MLN 2005 Business of the Year Award: Central Hockey League Canadians of the Desert (Continued)

Continued from page two ...

We are a League

Six markets were chosen, including Central Texas, Albuquerque, and Austin. They spent the next year signing agreements and getting commitments from venues to install the necessary infrastructure. The second part, to lobby ownership groups to take the franchises in these locations, was the next step that would put their model to the test.

The Visionaries

Owners stepped forward in each of the six markets. Some were already in the sports business, others were spankin' new to the business. The old saying that beggars cannot be choosers was a reality of the early WPHL, which had its share of struggles with under-capitalized yet enthusiastic local market franchisees.

"It's a maturation process," says Treliving, looking backward. "You had to have people who had the vision initially. Although we're sitting here, eleven years later, and, as we've grown, the model's become more defined, you've got a better process, saying you're going to bring hockey to places like Albuquerque, New Mexico or Austin, Texas, people looked at you a little bit strange.

I believe that you have to have the passion, but you also have to prioritize what is important. Making sure that the ingredients are in place to make the business successful, you have to temper the enthusiasm for the sport itself, and, in order to make the hockey business work, what are the following steps we need to do, in terms of bringing the right people in, in terms of giving ourselves enough time to be successful, in terms of capitalizing the organization. Initially we didn't always have our priorities in line."

That lead though to the first crucial test of the organization: What the league would do when one of its tall-hat, no-cattle owners could not keep the doors open, or follow the play book well enough to generate a sustainable fan base in a market.

"These are independent operations. In a lot of cases where we haven't had success over the years, going back initially, it's stemming down from ownership to management not following the priorities to be successful, of running a sound business."

The ultimate test of the league's credibility as to how it handles franchise problems came in 2000, when a contractual agreement allowed a franchisee with prior issues to open another club, the Tucson Scorch. Within weeks of opening season ticket sales were poor. There were alleged issues with securing the stadium and insurance being provided.

Knowing that certain parts of the "recipe" were missing, the league stepped in and closed the operation before it could open its doors, shuffled the players, took care of its obligations with the city, and the few season ticket holders who had bought into the team.

"As unfortunate as it was," says Treliving thoughtfully, "it reflected the process that we had in place. Once you enter a market, if you don't hit certain threshold levels, it's not going to change, and you're going to have to deal with the inevitable. Do you want to deal with it now, or wait until more people get hurt? You know you have a problem. Admit it and move on."

The league had to come into Central Texas, Corpus Christie, and El Paso. Where it made sense to find new ownership, they did. Where there wasn't a sustainable model, as in Central Texas, they shuttered the team. Knowing, though, that scorched earth is not a way to conduct business, the striking difference between the modern day CHL and its peers is how upright it is about handling its failures as well as its successes.

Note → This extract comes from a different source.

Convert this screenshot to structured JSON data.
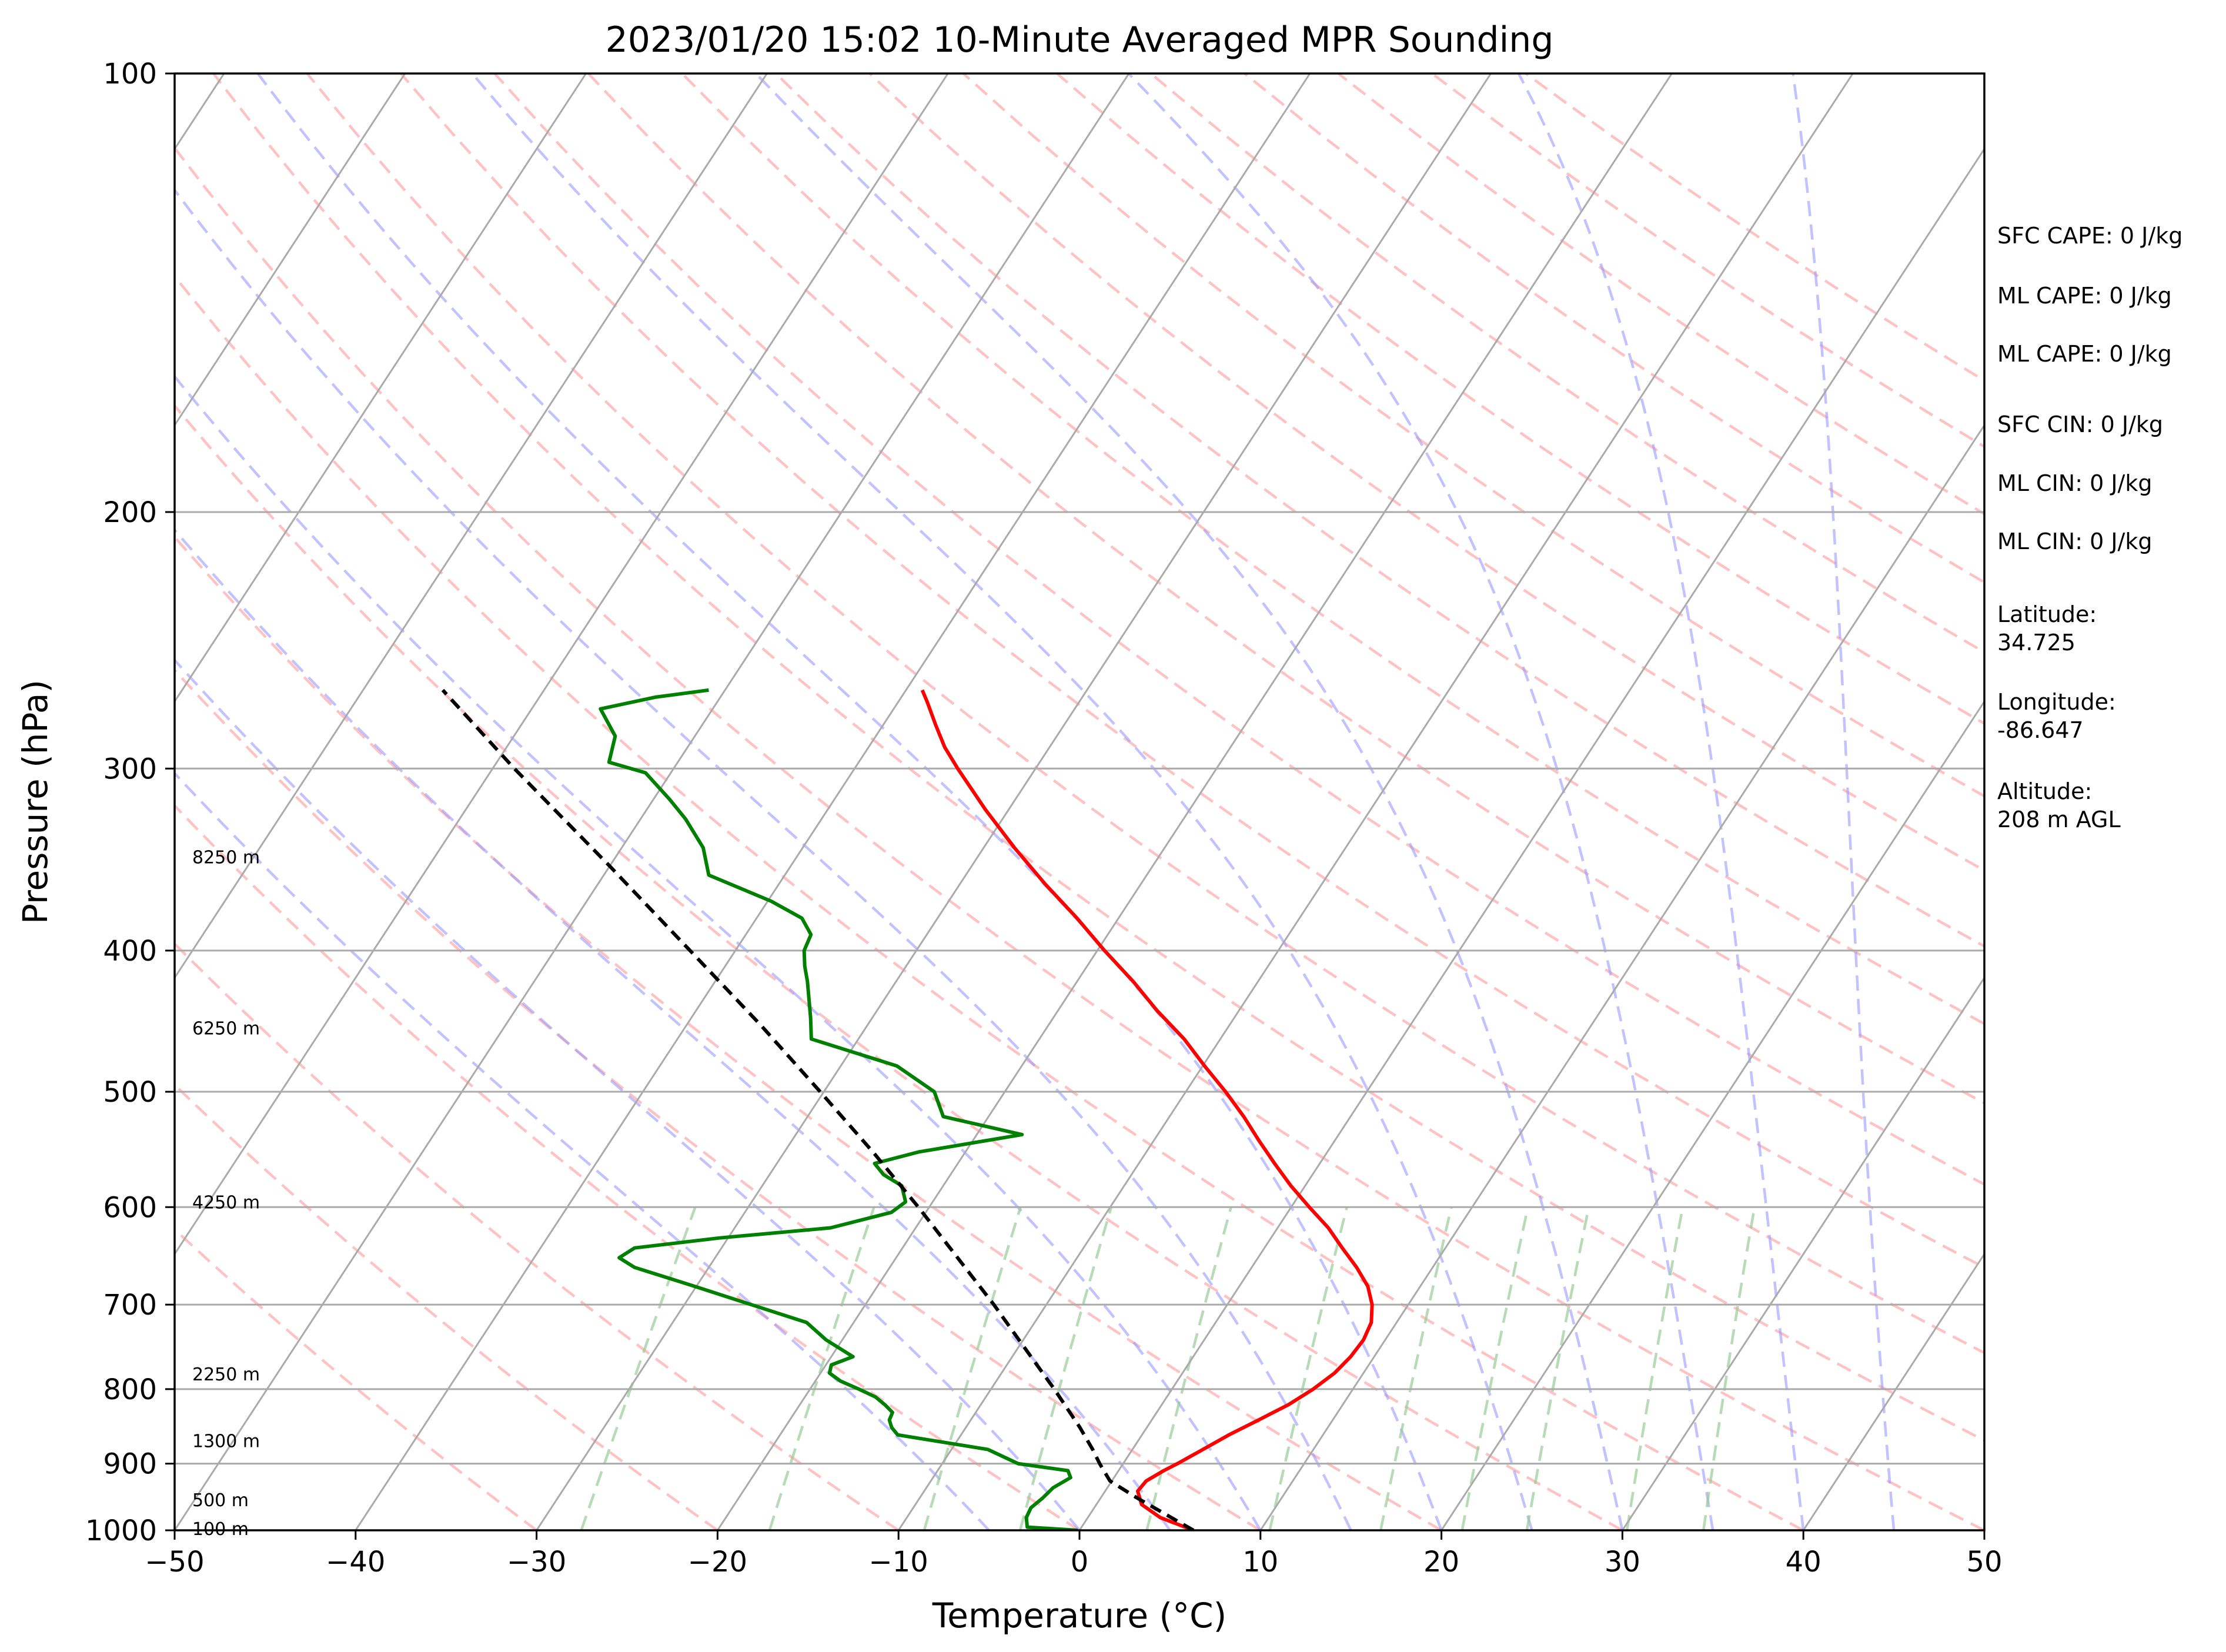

"It doesn't do you a bit of good to go through problems and not learn from them. You learn a hell of a lot more from your failures than you do from your successes."

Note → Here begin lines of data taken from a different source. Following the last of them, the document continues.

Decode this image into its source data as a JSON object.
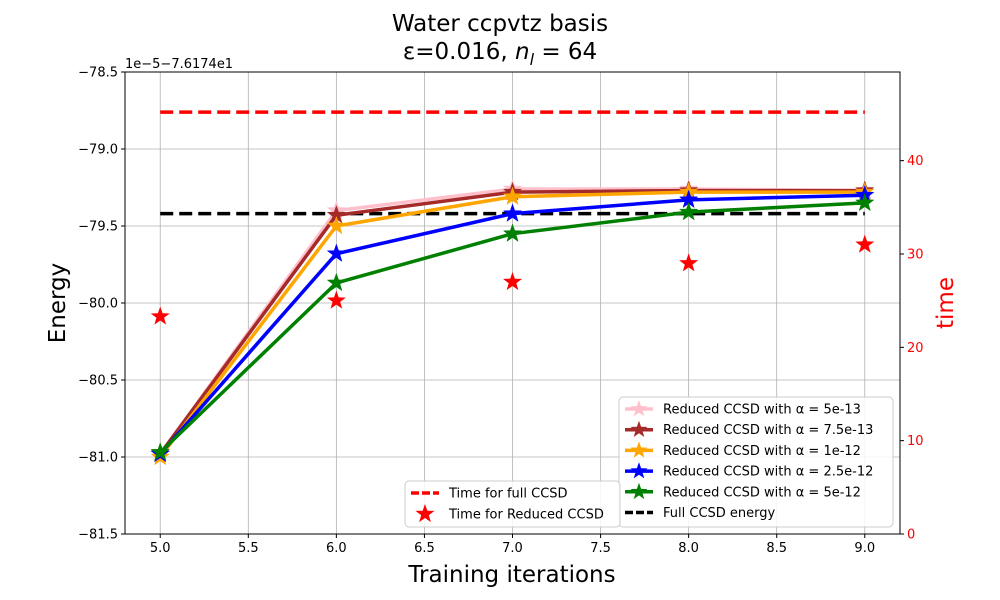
{
  "chart_data": {
    "type": "line",
    "title_line1": "Water ccpvtz basis",
    "title_line2_prefix": "ε=0.016, ",
    "title_line2_var": "n",
    "title_line2_sub": "l",
    "title_line2_suffix": " = 64",
    "xlabel": "Training iterations",
    "ylabel": "Energy",
    "ylabel_right": "time",
    "offset_text": "1e−5−7.6174e1",
    "xlim": [
      4.8,
      9.2
    ],
    "ylim": [
      -81.5,
      -78.5
    ],
    "ylim_right": [
      0,
      49.5
    ],
    "xticks": [
      5.0,
      5.5,
      6.0,
      6.5,
      7.0,
      7.5,
      8.0,
      8.5,
      9.0
    ],
    "xtick_labels": [
      "5.0",
      "5.5",
      "6.0",
      "6.5",
      "7.0",
      "7.5",
      "8.0",
      "8.5",
      "9.0"
    ],
    "yticks": [
      -81.5,
      -81.0,
      -80.5,
      -80.0,
      -79.5,
      -79.0,
      -78.5
    ],
    "ytick_labels": [
      "−81.5",
      "−81.0",
      "−80.5",
      "−80.0",
      "−79.5",
      "−79.0",
      "−78.5"
    ],
    "yticks_right": [
      0,
      10,
      20,
      30,
      40
    ],
    "ytick_labels_right": [
      "0",
      "10",
      "20",
      "30",
      "40"
    ],
    "x": [
      5,
      6,
      7,
      8,
      9
    ],
    "series": [
      {
        "name": "Reduced CCSD with α = 5e-13",
        "color": "#ffc0cb",
        "values": [
          -80.98,
          -79.4,
          -79.26,
          -79.26,
          -79.27
        ]
      },
      {
        "name": "Reduced CCSD with α = 7.5e-13",
        "color": "#a52a2a",
        "values": [
          -80.98,
          -79.43,
          -79.28,
          -79.27,
          -79.27
        ]
      },
      {
        "name": "Reduced CCSD with α = 1e-12",
        "color": "#ffa500",
        "values": [
          -81.0,
          -79.5,
          -79.31,
          -79.28,
          -79.28
        ]
      },
      {
        "name": "Reduced CCSD with α = 2.5e-12",
        "color": "#0000ff",
        "values": [
          -80.98,
          -79.68,
          -79.42,
          -79.33,
          -79.3
        ]
      },
      {
        "name": "Reduced CCSD with α = 5e-12",
        "color": "#008000",
        "values": [
          -80.97,
          -79.87,
          -79.55,
          -79.41,
          -79.35
        ]
      }
    ],
    "full_ccsd_energy": {
      "name": "Full CCSD energy",
      "color": "#000000",
      "value": -79.42
    },
    "time_full_ccsd": {
      "name": "Time for full CCSD",
      "color": "#ff0000",
      "value": 45.2
    },
    "time_reduced_ccsd": {
      "name": "Time for Reduced CCSD",
      "color": "#ff0000",
      "values": [
        23.3,
        25.0,
        27.0,
        29.0,
        31.0
      ]
    },
    "legend_right_location": "lower-right",
    "legend_center_location": "lower-center",
    "grid": true
  }
}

The First Acquisition Rewrites the Hockey Map

In June of 2001 the Central Hockey League and the WPHL merged.

"There was a lot of overlap, to the extreme that in one place, we were in the same market, for goodness sakes, in Fort Worth" says Treliving. "Consolidation... that's what happens in today's world. Is there an opportunity to be stronger together than there is to be separate?"

On paper, and to their credit in the league's history on their website, the CHL took over the WPHL. The fact is quite the opposite: The management of the modern Central Hockey League is WPHL all the way. Treliving became president, and Kozuback, with the WPHL partnership, formed Global Entertainment as an overhead holding company for the league.

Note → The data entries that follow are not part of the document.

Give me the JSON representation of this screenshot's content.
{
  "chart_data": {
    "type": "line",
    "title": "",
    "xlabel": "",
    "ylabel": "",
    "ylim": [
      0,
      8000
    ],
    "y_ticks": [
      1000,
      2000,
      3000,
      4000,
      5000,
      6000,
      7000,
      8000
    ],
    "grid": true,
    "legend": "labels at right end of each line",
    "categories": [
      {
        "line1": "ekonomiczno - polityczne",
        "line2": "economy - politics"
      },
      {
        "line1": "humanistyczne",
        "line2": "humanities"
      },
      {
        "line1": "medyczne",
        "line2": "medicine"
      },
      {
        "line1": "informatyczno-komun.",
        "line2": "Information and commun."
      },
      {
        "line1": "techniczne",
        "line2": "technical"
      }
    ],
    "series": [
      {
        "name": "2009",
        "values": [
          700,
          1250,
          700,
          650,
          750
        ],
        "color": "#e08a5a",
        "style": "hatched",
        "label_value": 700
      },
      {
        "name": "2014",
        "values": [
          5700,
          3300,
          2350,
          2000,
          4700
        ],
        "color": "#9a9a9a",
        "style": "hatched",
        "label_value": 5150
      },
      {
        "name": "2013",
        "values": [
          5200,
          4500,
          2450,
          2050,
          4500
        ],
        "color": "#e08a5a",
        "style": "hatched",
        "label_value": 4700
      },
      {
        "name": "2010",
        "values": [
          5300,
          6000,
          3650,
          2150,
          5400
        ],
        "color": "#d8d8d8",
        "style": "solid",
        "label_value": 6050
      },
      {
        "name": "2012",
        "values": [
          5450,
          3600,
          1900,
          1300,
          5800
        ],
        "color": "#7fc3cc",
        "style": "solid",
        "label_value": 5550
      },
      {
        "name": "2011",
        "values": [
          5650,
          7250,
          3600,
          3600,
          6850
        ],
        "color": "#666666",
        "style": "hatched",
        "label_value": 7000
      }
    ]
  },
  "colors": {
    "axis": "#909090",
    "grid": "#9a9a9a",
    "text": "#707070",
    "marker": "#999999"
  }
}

The old CHL was a largely centrally-owned operation with several of both its independent and league-owned teams teetering on the edge of collapse. The WPHL had some dead wood in its pile as well in places like Tupelo. The merger took the strongest teams of both leagues to make a greater whole. Several weaker clubs were weeded out of both operations. The new reach of the CHL covered the Midwest to the desert Southwest.

In one step, the CHL leapfrogged over the UHL as a dominant league both in numbers and quality. Lobbying by Treliving and his owners, managers, and coaches secured more affiliation agreements for Class-AA level hockey with the NHL.

Size and stability were also noticed by the East Coast Hockey League, which moved to assert its market dominance in Class-AA by absorbing the West Coast Hockey League (WCHL).

Sources at the CHL acknowledge that it has been, at times, in talks with both the UHL, which strongly denies any such discussions on the record, about a possible merger. Word is that they looked at the WCHL prior to the merger with the ECHL, but that there wasn't enough of the strengths of their franchise model to warrant a serious discussion of incorporating the small West-Coast league into the CHL fold.